Maximum contributions for both accounts are the same, however Traditional IRA accounts mandate specified required minimum distributions (RMD) from the account beginning at the age of 72. Roth accounts don’t include RMD, however an added stipulation for Roth accounts is that it must have been open for at least 5 years before the individual is allowed to withdraw any money. Additionally, regardless of the account type, you are able to access the funds in the account after the age of 59.5 (longer in the case of having a Roth account open for less than 5 years).
Other Considerations
Other than IRA accounts, there are additional options to consider in choosing the best option for your retirement plans. You might consider vehicles such as savings accounts, CDs, mutual funds, or a variety of additional investment options that can supplement your pension. Having more than one retirement savings account provides you with tax diversification.

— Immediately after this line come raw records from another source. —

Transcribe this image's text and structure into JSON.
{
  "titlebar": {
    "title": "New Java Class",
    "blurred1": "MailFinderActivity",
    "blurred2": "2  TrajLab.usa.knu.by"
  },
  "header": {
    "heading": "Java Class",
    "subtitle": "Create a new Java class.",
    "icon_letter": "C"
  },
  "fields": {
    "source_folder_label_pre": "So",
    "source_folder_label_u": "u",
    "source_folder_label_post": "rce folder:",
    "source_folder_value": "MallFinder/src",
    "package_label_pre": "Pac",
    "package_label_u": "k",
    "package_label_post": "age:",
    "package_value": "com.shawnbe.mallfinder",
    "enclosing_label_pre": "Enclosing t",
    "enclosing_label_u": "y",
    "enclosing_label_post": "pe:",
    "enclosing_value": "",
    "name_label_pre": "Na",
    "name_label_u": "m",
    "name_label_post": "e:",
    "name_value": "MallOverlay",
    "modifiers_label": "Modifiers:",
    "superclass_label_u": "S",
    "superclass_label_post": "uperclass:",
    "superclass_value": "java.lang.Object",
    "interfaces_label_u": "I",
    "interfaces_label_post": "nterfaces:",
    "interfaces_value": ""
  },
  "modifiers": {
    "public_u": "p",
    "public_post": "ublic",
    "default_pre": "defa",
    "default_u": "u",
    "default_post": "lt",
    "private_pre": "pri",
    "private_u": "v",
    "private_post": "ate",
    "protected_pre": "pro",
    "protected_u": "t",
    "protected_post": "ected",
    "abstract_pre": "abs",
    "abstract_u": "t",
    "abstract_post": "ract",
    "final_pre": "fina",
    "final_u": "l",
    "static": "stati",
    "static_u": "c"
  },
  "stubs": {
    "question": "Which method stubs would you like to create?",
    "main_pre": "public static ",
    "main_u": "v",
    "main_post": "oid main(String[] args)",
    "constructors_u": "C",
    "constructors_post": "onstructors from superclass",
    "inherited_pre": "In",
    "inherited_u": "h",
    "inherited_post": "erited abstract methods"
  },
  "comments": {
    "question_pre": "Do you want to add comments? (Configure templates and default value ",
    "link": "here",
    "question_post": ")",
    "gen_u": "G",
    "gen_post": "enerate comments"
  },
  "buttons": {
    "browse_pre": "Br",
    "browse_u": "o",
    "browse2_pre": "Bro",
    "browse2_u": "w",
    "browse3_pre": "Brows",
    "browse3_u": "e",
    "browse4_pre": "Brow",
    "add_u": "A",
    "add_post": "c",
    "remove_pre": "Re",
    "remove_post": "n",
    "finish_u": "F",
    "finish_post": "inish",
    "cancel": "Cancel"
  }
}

Since pension benefits are taxed when you make withdrawals, you may want to consider opening an additional account that is guaranteed to you such as a Roth IRA which is free to grow and not limited by the prospect of required minimum distributions if you don’t need access to the money right away. The longer the money stays in the account, the more it will grow for your future use, or to pass along to your family and loved ones. This way, you can make withdrawals on the accounts that require distributions, while still having a nest egg that continues to grow.

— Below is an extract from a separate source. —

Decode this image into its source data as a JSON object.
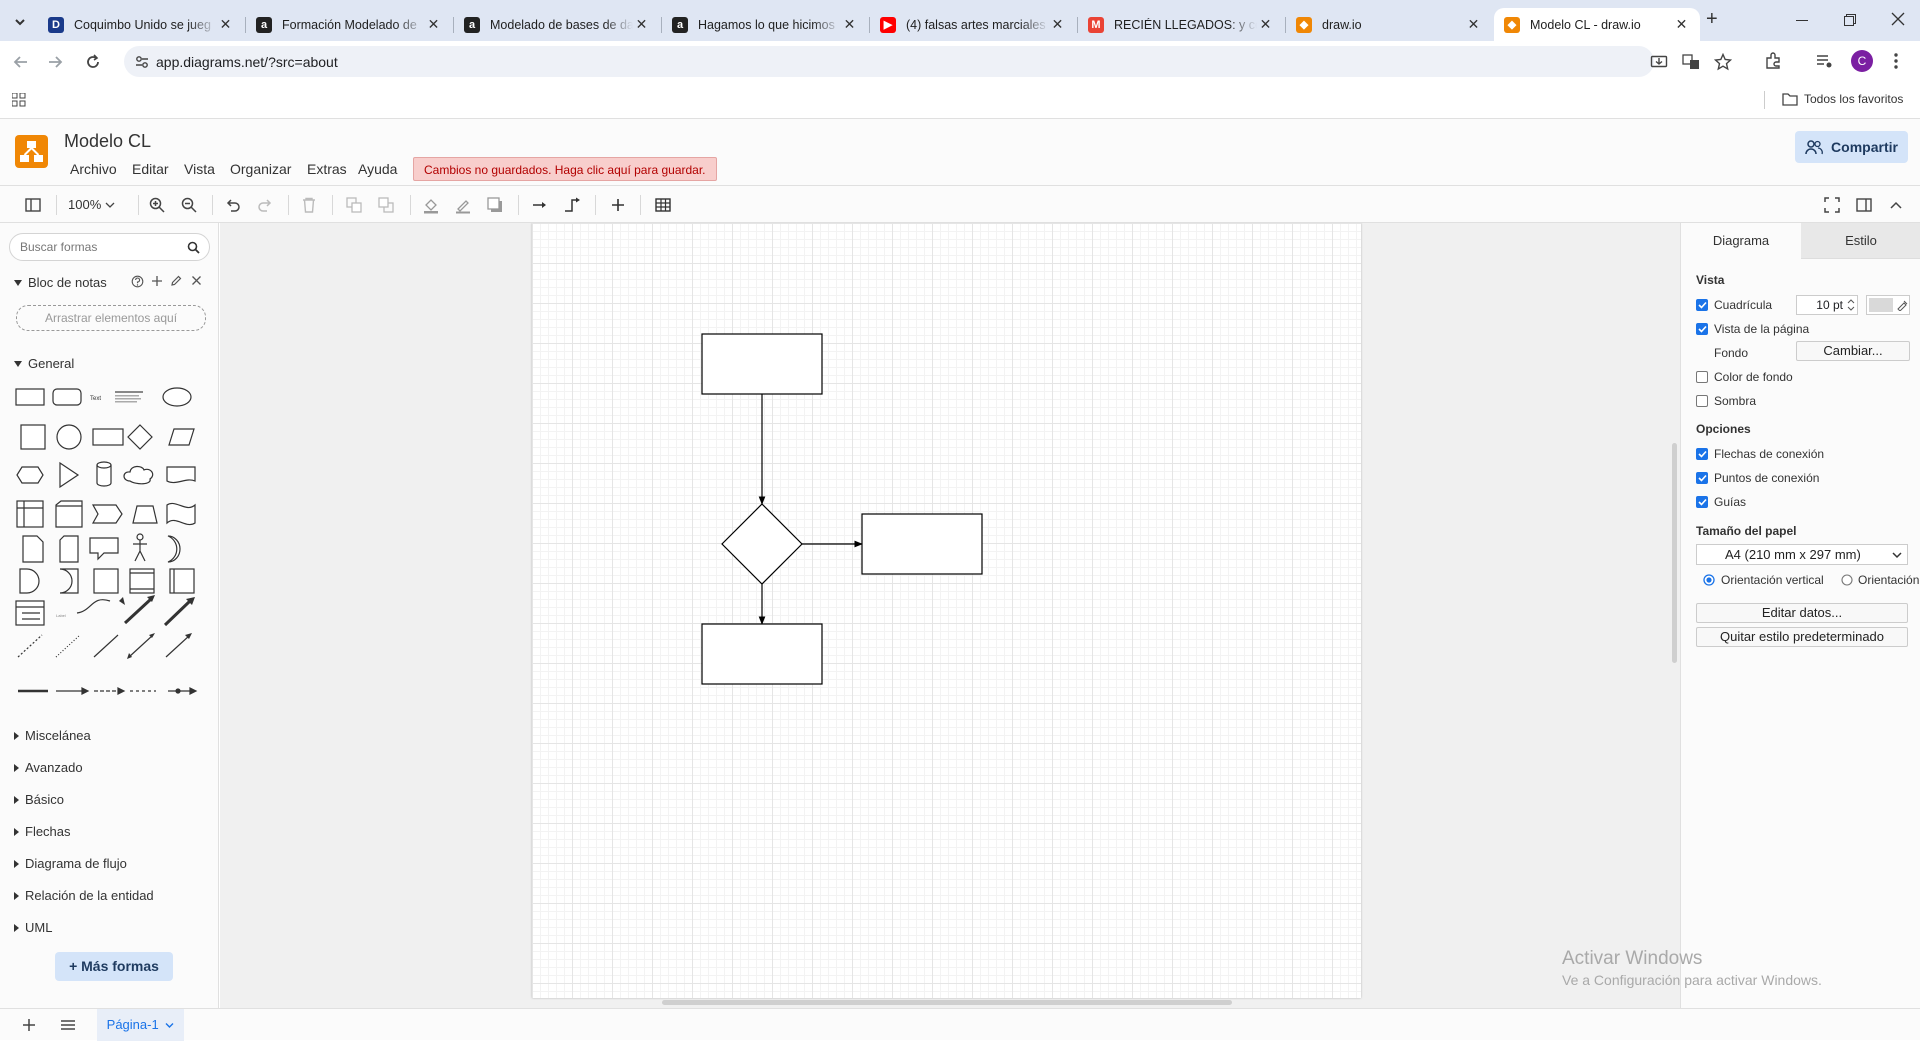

Retirement planning is a complex process that requires individuals to look far into the future and make an investment today in order to stay on track with their goals for the future. Pensions (in the more traditional sense of the word) are becoming somewhat of a rarity, and with increased speculation as to their reliability as a source of income in retirement, it’s never been more important for individuals in occupations such as law enforcement to diversify the options that they have available to them. Your financial advisor can help you to come up with a plan that employs whatever retirement savings plan you might already have in place, with additional resources that will help you to realize the full extent of your retirement goals. Put a plan in place today by contacting your advisor, to ensure that when the time comes to exit the labor force, you can do so gracefully with the resources that you need.